What kind of slothful slime can’t exist in a world where his or her coffee has to be made by what’s basically a glorified Teasmade?
Barring the obvious boon something like this would present to people with accessibility issues, for most folks, WiFi-connected kettles are a decadent waste of atoms.
Now, tapping a few buttons on your phone to get a coffee going when you’re hungover would be convenient. But if you ask me, a time-honoured part of the hangover-beating process is forcing yourself to take those tentative, agonising, vertigo-inducing steps out of bed.
That hangover’s not going to move on its own, so stop being a bitch and face it. Do the walk of shame to the kitchen and make your own damn coffee.
Likewise, Parrot’s latest plant watering products are essentially demi-solutions that timeshift when you having to pour water into something.
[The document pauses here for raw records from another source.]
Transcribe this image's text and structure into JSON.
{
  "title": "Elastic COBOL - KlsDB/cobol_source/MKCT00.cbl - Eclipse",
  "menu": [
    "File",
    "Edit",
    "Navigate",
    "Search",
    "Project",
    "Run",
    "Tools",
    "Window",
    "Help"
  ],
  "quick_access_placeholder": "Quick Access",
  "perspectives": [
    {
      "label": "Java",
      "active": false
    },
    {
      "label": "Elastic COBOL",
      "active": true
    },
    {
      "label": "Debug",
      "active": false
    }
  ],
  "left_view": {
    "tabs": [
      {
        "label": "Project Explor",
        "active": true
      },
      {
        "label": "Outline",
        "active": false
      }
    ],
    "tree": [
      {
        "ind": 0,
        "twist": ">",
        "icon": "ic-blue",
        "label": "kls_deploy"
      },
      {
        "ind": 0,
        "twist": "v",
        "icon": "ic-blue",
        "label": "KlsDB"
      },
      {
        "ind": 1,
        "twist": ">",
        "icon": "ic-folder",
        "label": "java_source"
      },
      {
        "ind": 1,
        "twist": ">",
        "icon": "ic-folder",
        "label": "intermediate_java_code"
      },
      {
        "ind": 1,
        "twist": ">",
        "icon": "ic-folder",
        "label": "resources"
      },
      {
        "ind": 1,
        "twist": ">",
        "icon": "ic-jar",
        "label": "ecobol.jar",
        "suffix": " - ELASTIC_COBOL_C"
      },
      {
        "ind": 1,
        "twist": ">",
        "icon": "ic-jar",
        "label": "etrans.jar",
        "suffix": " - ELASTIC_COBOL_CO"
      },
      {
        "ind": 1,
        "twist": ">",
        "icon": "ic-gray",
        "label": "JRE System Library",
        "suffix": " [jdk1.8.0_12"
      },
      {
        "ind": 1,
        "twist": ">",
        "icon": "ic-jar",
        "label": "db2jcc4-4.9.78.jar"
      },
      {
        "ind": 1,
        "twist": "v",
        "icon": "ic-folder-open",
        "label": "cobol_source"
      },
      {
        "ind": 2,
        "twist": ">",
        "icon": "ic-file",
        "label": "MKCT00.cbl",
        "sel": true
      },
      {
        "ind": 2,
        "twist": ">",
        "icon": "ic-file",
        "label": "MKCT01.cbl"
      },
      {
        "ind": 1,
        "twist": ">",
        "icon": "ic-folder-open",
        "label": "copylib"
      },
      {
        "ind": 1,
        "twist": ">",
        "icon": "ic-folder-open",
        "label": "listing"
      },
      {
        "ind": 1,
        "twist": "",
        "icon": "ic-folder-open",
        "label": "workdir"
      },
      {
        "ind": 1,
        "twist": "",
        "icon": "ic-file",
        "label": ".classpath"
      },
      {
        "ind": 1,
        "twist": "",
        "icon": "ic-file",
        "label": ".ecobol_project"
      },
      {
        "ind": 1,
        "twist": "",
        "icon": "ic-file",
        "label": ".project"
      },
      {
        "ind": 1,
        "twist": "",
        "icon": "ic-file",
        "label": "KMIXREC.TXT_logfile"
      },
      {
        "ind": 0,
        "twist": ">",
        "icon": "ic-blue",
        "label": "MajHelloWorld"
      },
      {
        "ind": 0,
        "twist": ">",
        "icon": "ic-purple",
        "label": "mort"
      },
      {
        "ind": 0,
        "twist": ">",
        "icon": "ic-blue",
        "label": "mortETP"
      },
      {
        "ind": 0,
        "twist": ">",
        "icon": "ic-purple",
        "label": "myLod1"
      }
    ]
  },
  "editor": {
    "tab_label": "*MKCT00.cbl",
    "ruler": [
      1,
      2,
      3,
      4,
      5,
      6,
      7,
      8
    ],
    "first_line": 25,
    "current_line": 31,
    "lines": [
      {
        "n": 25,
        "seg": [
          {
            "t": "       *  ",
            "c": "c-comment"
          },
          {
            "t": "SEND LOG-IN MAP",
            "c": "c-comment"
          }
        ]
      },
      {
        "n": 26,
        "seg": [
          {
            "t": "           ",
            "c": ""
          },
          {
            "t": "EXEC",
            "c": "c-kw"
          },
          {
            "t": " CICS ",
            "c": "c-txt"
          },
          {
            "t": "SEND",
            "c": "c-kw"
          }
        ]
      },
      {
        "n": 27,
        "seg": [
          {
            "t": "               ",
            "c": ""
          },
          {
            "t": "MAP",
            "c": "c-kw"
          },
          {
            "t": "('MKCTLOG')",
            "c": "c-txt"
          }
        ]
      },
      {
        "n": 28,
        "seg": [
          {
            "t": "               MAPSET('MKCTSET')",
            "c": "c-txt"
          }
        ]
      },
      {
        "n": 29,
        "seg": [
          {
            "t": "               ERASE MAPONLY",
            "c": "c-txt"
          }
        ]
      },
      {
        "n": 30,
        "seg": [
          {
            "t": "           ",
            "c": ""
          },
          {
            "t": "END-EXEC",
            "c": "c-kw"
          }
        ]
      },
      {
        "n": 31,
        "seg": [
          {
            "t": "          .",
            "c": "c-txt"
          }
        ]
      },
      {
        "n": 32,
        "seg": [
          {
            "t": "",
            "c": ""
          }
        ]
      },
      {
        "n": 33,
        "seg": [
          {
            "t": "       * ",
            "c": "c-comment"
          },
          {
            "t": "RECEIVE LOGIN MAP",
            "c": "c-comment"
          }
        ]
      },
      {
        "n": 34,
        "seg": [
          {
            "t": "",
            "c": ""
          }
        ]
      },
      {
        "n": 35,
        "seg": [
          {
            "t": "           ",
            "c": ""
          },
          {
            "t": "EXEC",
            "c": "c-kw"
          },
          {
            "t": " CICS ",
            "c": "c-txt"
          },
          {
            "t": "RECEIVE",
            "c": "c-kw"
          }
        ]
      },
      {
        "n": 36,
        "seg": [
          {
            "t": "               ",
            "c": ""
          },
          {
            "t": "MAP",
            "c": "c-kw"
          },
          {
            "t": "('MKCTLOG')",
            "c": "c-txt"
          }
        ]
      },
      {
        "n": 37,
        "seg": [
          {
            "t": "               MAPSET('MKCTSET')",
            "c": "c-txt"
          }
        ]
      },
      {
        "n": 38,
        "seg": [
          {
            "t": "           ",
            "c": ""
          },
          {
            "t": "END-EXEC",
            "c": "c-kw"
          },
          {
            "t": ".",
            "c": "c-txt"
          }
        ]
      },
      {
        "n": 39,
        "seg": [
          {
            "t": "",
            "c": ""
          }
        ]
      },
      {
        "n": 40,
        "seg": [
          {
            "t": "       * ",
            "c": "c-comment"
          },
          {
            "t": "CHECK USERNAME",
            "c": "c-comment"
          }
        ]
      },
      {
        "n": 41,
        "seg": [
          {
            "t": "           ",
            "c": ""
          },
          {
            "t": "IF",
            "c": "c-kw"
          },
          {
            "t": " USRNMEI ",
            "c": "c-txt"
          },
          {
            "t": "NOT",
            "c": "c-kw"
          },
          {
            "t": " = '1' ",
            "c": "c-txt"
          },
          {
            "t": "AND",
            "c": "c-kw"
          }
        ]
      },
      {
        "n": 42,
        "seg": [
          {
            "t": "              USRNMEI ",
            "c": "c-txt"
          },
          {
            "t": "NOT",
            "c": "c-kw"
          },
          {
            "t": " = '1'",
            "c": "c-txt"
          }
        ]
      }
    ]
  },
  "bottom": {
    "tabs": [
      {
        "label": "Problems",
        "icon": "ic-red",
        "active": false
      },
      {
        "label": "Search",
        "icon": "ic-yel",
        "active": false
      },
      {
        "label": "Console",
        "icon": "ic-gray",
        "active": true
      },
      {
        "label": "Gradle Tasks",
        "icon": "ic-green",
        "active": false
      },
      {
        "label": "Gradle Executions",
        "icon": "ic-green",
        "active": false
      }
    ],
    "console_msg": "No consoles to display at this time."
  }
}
This isn’t home automation, it’s delegation. That Smarter Coffee machine will need refilling at some point. Until such a time that individual coffee beans can be be pooed out of a 3D-printer (preferably one shaped like a civet cat for added lolz) colour me unimpressed.

Behold my magical keys with their limitless power supply
Do you know what’s great about keys? No batteries. They don’t need charging. They don’t need syncing. They don’t need software updates. They can’t be taken out by power failures.
Imagine being locked out of your house by a Blue Screen of Death? Imagine not being able to get in when it’s hammering it down because your phone won’t sync properly.
To be fair, I don’t know how robust and calamity-proof these things actually are but I think it’s pretty telling that the Kevo actually has a keyhole in it. It’s almost as if the designers knew that this particular wheel didn’t need reinventing.
For me, the best possible use for a smart lock would be one that acts like a (literal) turnkey; you open your front door and then that triggers all manner of things like the hall lights coming on.
If you could make a smart lock trigger a Sonos speaker so that it played your individual entrance theme when you walked through the door I might warm to the idea – if only because I know it’d annoy the hell out of my flatmates.

It’s 2015. Why is 4K TV still not ready?
Connected bobbins aside, it’s disappointing to see boatloads of new shiny 4K tellies hitting the stands at CES when the broadcast standards for 4K TV are still not being close to finished.
Sure, Quantum Dots and more sub-pixels will make everything look a little nicer but until I can go to Currys PC World and buy a TV that will let me watch Homeland, Game of Thrones or Wet ‘n Wild British Mums in 4K I simply won’t care.
I don’t care if the TV you’ve bought has a twatty little sticker on the side – if you can’t watch 4K broadcast TV on it, it’s not a 4K TV.
If you shell out for a 105-inch flexible TV, nobody on God’s green earth is going to laugh harder than me if it transpires that it’s not good enough to watch Sky Sports 4K. I will personally come over to your house and laugh in your eyes.
A glimmer of good news comes in the form of the UHD Alliance – the US industry is finally working towards making 4K broadcast standards happen. As far as I’m concerned, this is the only truly decent thing to happen at CES this year.